O ministro Alexandre de Moraes, do STF (Supremo Tribunal Federal), determinou nesta segunda-feira, dia 22 de agosto, que a Polícia Federal identifique os integrantes e analise as mensagens de um grupo de Telegram intitulado “caçadores de ratos do STF".
No grupo estaria o influenciador Ivan Rejane Fonte Boa Pinto, preso em julho após fazer ameaças a ministros do STF e políticos como o ex-presidente Luiz Inácio Lula da Silva. Em um dos vídeos que motivaram a prisão, Ivan Rejane disse que Lula deveria andar com segurança porque ele iria "caçar" o ex-presidente, a deputada Gleisi Hoffmann (PT-PR) e o deputado Marcelo Freixo (PSB-RJ).
Na mesma gravação, o extremista diz que vai "caçar principalmente" ministros do STF e cita os nomes de Alexandre de Moraes, Luís Roberto Barroso, Luiz Fux, Luiz Edson Fachin, Ricardo Lewandowski, Gilmar Mendes, Cármen Lúcia e Rosa Weber.
Em agosto, o ministro Alexandre de Moraes determinou a prisão preventiva de Rejane. A Polícia Federal apontou, em seu relatório final, que ele “agiu de forma consciente e voluntária para tentar abolir o Estado Democrático de Direito”. Em seguida, a PGR pediu para aprofundar as diligências.
A determinação de Moraes proferida nesta segunda (22) atendeu ao pedido da PGR (Procuradoria-Geral da República).

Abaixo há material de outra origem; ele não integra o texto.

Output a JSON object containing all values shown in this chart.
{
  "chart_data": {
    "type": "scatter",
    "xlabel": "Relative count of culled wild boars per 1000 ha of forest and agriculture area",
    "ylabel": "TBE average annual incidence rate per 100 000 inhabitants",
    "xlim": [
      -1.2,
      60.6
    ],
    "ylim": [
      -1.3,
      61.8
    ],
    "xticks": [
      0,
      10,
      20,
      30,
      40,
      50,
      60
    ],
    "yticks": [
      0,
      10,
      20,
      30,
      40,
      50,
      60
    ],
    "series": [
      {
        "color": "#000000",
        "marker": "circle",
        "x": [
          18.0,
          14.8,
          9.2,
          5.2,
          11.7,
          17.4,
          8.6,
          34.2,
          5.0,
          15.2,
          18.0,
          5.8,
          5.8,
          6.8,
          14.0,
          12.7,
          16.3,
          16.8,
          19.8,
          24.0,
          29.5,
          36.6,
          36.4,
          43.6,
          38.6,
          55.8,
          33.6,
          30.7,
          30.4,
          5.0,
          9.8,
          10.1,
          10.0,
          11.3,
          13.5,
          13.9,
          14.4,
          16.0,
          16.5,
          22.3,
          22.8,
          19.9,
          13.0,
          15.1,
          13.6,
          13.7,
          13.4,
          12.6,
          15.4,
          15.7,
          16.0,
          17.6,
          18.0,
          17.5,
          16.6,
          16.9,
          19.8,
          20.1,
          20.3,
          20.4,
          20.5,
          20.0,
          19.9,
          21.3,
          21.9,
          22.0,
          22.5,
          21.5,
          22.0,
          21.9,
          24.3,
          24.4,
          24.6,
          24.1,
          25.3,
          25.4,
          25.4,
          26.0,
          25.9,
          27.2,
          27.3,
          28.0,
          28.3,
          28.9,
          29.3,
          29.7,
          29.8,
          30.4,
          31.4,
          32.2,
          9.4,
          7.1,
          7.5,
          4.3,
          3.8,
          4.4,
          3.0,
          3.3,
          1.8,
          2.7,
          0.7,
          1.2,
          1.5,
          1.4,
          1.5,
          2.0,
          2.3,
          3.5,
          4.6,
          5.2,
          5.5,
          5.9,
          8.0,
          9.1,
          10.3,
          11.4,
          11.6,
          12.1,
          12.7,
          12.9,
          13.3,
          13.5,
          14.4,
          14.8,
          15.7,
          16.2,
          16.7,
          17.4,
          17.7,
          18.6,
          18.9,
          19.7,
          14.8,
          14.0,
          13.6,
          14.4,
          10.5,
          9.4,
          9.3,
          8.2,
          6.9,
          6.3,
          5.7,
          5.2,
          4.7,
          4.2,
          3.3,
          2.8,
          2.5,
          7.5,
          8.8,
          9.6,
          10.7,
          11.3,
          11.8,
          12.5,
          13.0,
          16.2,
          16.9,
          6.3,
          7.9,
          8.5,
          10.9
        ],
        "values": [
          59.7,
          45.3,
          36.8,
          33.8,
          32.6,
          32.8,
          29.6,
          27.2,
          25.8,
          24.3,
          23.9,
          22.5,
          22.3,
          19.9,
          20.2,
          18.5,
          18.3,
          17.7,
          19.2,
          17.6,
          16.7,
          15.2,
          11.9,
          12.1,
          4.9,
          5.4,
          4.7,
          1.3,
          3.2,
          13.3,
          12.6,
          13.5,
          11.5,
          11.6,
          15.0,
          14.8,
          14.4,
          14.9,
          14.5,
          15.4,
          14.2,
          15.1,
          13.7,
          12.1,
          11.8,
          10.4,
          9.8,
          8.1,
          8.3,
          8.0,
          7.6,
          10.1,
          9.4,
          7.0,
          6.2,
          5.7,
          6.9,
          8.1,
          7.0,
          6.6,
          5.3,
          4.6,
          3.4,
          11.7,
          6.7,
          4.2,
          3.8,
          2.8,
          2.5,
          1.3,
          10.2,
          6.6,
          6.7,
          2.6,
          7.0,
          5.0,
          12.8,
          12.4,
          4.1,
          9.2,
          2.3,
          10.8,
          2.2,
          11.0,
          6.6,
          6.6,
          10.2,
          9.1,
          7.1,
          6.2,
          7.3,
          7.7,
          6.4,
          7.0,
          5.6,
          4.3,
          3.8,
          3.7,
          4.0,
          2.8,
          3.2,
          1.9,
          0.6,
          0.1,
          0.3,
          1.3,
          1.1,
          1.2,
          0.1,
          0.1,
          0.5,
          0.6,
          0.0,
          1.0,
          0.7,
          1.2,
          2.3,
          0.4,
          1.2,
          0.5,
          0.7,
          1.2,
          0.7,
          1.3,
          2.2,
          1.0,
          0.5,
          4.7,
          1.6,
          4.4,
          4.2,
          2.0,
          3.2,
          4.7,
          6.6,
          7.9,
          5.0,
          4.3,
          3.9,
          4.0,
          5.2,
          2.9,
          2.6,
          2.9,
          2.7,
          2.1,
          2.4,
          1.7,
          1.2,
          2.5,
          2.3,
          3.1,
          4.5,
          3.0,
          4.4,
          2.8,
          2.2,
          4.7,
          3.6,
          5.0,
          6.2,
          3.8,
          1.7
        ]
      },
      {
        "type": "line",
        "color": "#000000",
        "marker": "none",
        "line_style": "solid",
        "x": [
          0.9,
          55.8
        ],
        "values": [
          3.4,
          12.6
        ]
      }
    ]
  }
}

O ministro deu 15 dias para a PF aprofundar as investigações.
Segundo a vice-procuradora-geral da República, Lindôra Araújo, é preciso identificar quem são os 159 participantes de um grupo integrado por Ivan Rejane para que se possa concluir se há associação criminosa no caso, como defendeu a Polícia Federal no relatório final do inquérito.
“Efetivamente, a diligência requerida pelo Parquet [MP] é essencial à confirmação da hipótese criminal levantada pela Polícia Federal e que levou, inicialmente, à decretação da prisão temporária do investigado, posteriormente convertida em prisão preventiva”, disse Moraes.